City of Kanata Councillor Marianne Wilkinson is leading an effort to raise $2 million to ramp up a renovation project at Richcraft Recreation Complex. To get a couple more swimming lanes, an artificial turf field with lighting, and improvements to a skateboard park, the city used the complex’s own Web site to solicit donations. It also rewards donations with incentives – $20 will get you a bamboo case to place in a time capsule that will be sealed away for 50 years, and $500 gets you an engraved square on a walkway. Plus there’s tax receipts.
In an interview on CBC Radio One’s The Current on April 5, Wilkinson said she wasn’t calling the effort “crowdfunding” because not enough people were familiar with the concept.

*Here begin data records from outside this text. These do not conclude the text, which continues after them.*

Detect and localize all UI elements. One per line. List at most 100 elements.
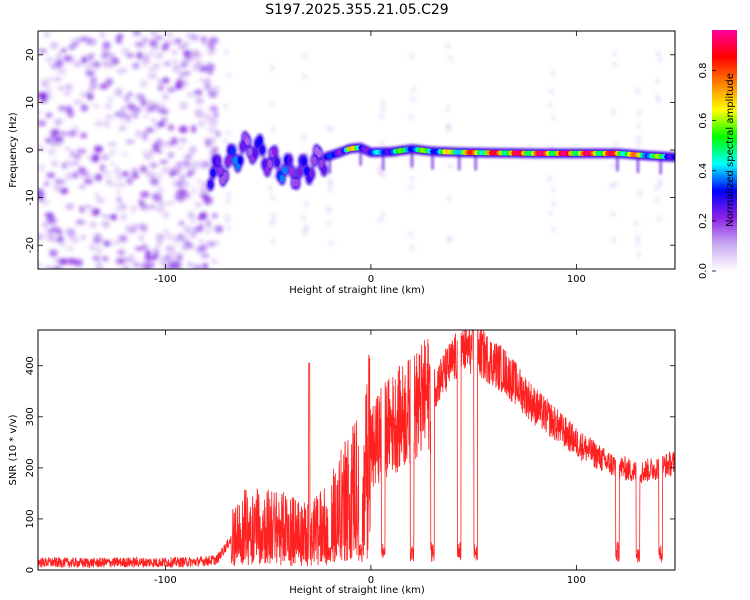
noise-speckle	[72, 100, 83, 105]
ridge-cell	[316, 149, 322, 158]
colorbar-ticks: 0.0 0.2 0.4 0.6 0.8	[698, 63, 716, 279]
noise-speckle	[142, 133, 148, 141]
noise-speckle	[209, 105, 218, 112]
noise-speckle	[100, 154, 110, 161]
streak-dot	[636, 235, 640, 241]
noise-speckle	[185, 154, 193, 159]
noise-speckle	[192, 265, 203, 269]
noise-speckle	[178, 221, 185, 226]
ridge-cell	[240, 142, 246, 151]
noise-speckle	[166, 233, 173, 241]
noise-speckle	[191, 161, 202, 168]
noise-speckle	[38, 197, 45, 202]
ridge-cell	[217, 167, 224, 176]
streak-dot	[612, 237, 616, 243]
noise-speckle	[194, 60, 204, 69]
ridge-cell	[294, 179, 300, 188]
noise-speckle	[120, 106, 126, 114]
noise-speckle	[63, 147, 71, 151]
bottom-y-tick-label: 200	[25, 458, 36, 477]
ridge-cell	[286, 156, 293, 165]
ridge-core	[208, 133, 675, 189]
top-y-tick-label: 20	[25, 48, 36, 61]
streak-dot	[271, 195, 275, 201]
noise-speckle	[68, 44, 76, 50]
noise-speckle	[94, 145, 103, 153]
ridge-cell	[281, 166, 288, 175]
streak-dot	[551, 70, 555, 76]
noise-speckle	[114, 240, 119, 246]
noise-speckle	[106, 61, 114, 68]
noise-speckle	[171, 60, 179, 64]
ridge-cell	[225, 157, 231, 166]
streak-dot	[410, 176, 414, 182]
noise-speckle	[117, 249, 126, 256]
noise-speckle	[104, 104, 112, 110]
noise-speckle	[45, 137, 52, 144]
ridge-cell	[252, 149, 258, 158]
noise-speckle	[130, 204, 138, 213]
streak-dot	[381, 107, 385, 113]
noise-speckle	[104, 240, 110, 247]
noise-speckle	[72, 161, 79, 166]
noise-speckle	[179, 236, 189, 243]
noise-speckle	[134, 107, 142, 113]
streak-dot	[638, 191, 642, 197]
noise-speckle	[55, 77, 61, 81]
streak-dot	[272, 218, 276, 224]
noise-speckle	[142, 56, 151, 65]
noise-speckle	[79, 92, 89, 97]
noise-speckle	[94, 263, 103, 269]
streak-dot	[330, 240, 334, 246]
ridge-dropout	[328, 157, 331, 174]
noise-speckle	[76, 148, 87, 154]
noise-speckle	[191, 167, 197, 171]
streak-dot	[329, 126, 333, 132]
noise-speckle	[162, 212, 170, 219]
noise-speckle	[154, 52, 164, 59]
streak-dot	[227, 225, 231, 231]
snr-panel: -100 0 100 0 100 200 300 400 Height of straigh…	[8, 329, 676, 596]
noise-speckle	[148, 51, 154, 56]
noise-speckle	[150, 31, 157, 37]
noise-speckle	[132, 112, 139, 119]
noise-speckle	[48, 238, 57, 242]
bottom-y-label: SNR (10 * v/v)	[8, 414, 19, 485]
top-y-tick-label: -10	[25, 189, 36, 205]
streak-dot	[446, 106, 450, 112]
noise-speckle	[108, 162, 117, 166]
streak-dot	[656, 78, 660, 84]
streak-dot	[269, 221, 273, 227]
noise-speckle	[79, 205, 85, 213]
streak-dot	[448, 163, 452, 169]
streak-dot	[447, 124, 451, 130]
noise-speckle	[156, 107, 164, 113]
colorbar-tick-label: 0.6	[698, 113, 709, 129]
noise-speckle	[91, 155, 100, 162]
noise-speckle	[138, 234, 145, 241]
streak-dot	[411, 86, 415, 92]
noise-speckle	[39, 95, 48, 103]
noise-speckle	[215, 130, 220, 138]
noise-speckle	[190, 218, 195, 224]
noise-speckle	[156, 240, 162, 248]
streak-dot	[549, 210, 553, 216]
noise-speckle	[38, 164, 45, 172]
noise-speckle	[64, 203, 73, 210]
noise-speckle	[133, 262, 140, 268]
streak-dot	[410, 54, 414, 60]
streak-dot	[637, 251, 641, 257]
noise-speckle	[90, 41, 98, 46]
noise-speckle	[181, 244, 191, 251]
noise-speckle	[59, 187, 68, 194]
noise-speckle	[95, 197, 106, 204]
noise-speckle	[100, 164, 106, 172]
noise-speckle	[161, 167, 171, 173]
noise-speckle	[167, 87, 176, 92]
noise-speckle	[57, 117, 65, 122]
noise-speckle	[85, 70, 95, 77]
ridge-cell	[309, 169, 315, 178]
noise-speckle	[188, 145, 198, 154]
noise-speckle	[173, 235, 180, 244]
streak-dot	[224, 103, 228, 109]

But she acknowledged that’s what it was.
“Crowdfunding does two things… it can raise funding, but it can also raise awareness,” she said. “Social media is an interesting way of going about doing things because it’s a way of making people aware and without awareness you don’t get the support you need for doing projects.”
In the same radio show, Etan Zuckerman, director of MIT’s Citizen Media Lab expresses concern civic crowdfunding is “letting governments off the hook a little bit” and that a crowdfunding approach to citizen engagement won’t be equitable, because “connected, wealthy, well-wired people” will be the ones conducting successful campaigns.
In the U.S., where more cities have experimented with crowdfunding, Tampa Bay-based Citizinvestor is providing a platform similar to iCrowdfund’s. It has posted projects from 10 different cities so far and has registered another 78 cities that may soon post projects. About $30,000 to $40,000 of funds have been transacted on the site so far, says co-founder Jordan Raynor, and he anticipates seeing active projects from between 10 to 25 cities at a time by year’s end. He says the projects are in addition to what a city has budgeted, designed to address the needs of councillors who routinely get calls from constituents asking for local improvements.
“It’s not letting the city off the hook, it’s giving citizens what they want when government has no other way to pay for them,” he says. “Citizens don’t believe they pay too much for government services, they just want more control over where their money is spent.”
Mayor Halloran sees the iFund site as a way for non-profits, individuals, and community groups to do fundraising. Other projects posted to the site so far include a campaign to pair guide dogs with autistic children, and to open a storefront location for an online bake shop that raises money for charities. The city will use it for projects deemed equitable, she says. But what if it doesn’t raise the $2,500 needed for this first effort?
“It’s not going to be something like ‘well it didn’t work, we’re going to stop.’ We’re going to look at what to do better,” she says. “It’s a new idea and people are going to be at first not sure about it.”
Or it may just be that citizens will need the right project to capture their imagination. Pulitzer found it by offering a chance to get Lady Liberty on her feet. On Oct. 18, Waterloo’s Bechtel Park campaign will end and we’ll see if getting shade over your dog is equally as motivating.